I have heard parents say that immunizations are not “natural”, but neither are antibiotics and these same parents insist I give their children antibiotics for viral illnesses that the medicine cannot fix. Finally, although no one admits it (since it makes them look petty), some people are just afraid of needles and are teaching their children to be the same.

Measles and varicella (chicken pox) are often dismissed as “children’s diseases.” I can remember the havoc these illnesses wrought among my patients before immunizations were widely available.

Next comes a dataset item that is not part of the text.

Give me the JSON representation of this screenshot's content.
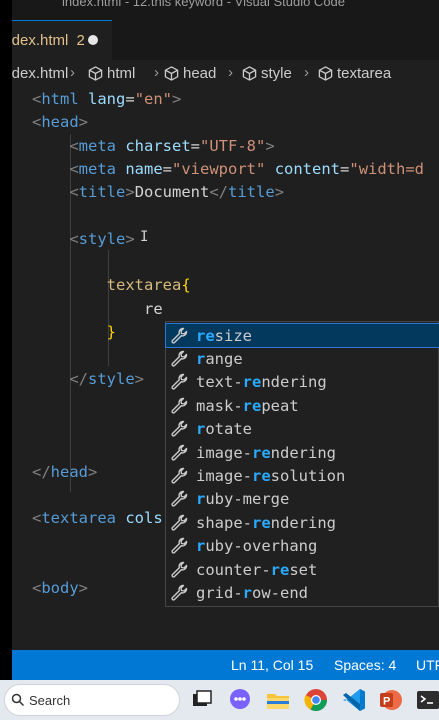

I remember caring for immunosuppressed adolescents or young pregnant women who developed chicken pox pneumonia and died in front of me. And I have seen severe and permanent brain damage developing in children a week or two after they had measles.

I love history and am amazed how people forget the millions of native Americans who died from “innocuous, childhood diseases” after the Europeans came. When the colonists of the New World or Hawaii introduce measles and chicken pox, each of these ailments killed at least 20 percent of the native people.

Measles is particularly infectious. People who haven’t been immunized can get measles from sitting in a chair that someone with measles sat in four hours before them. The CDC thinks that over 93 percent of people have to be immunized to stop the spread of measles through the population. I have heard so many parents insist that refusing to vaccinate their child hurts no one else, but they are endangering everyone. Immunizations work because entire societies are working together to protect each other by preventing the spread of disease. We are all part of a greater whole. Protect your child – and everyone else’s child, too.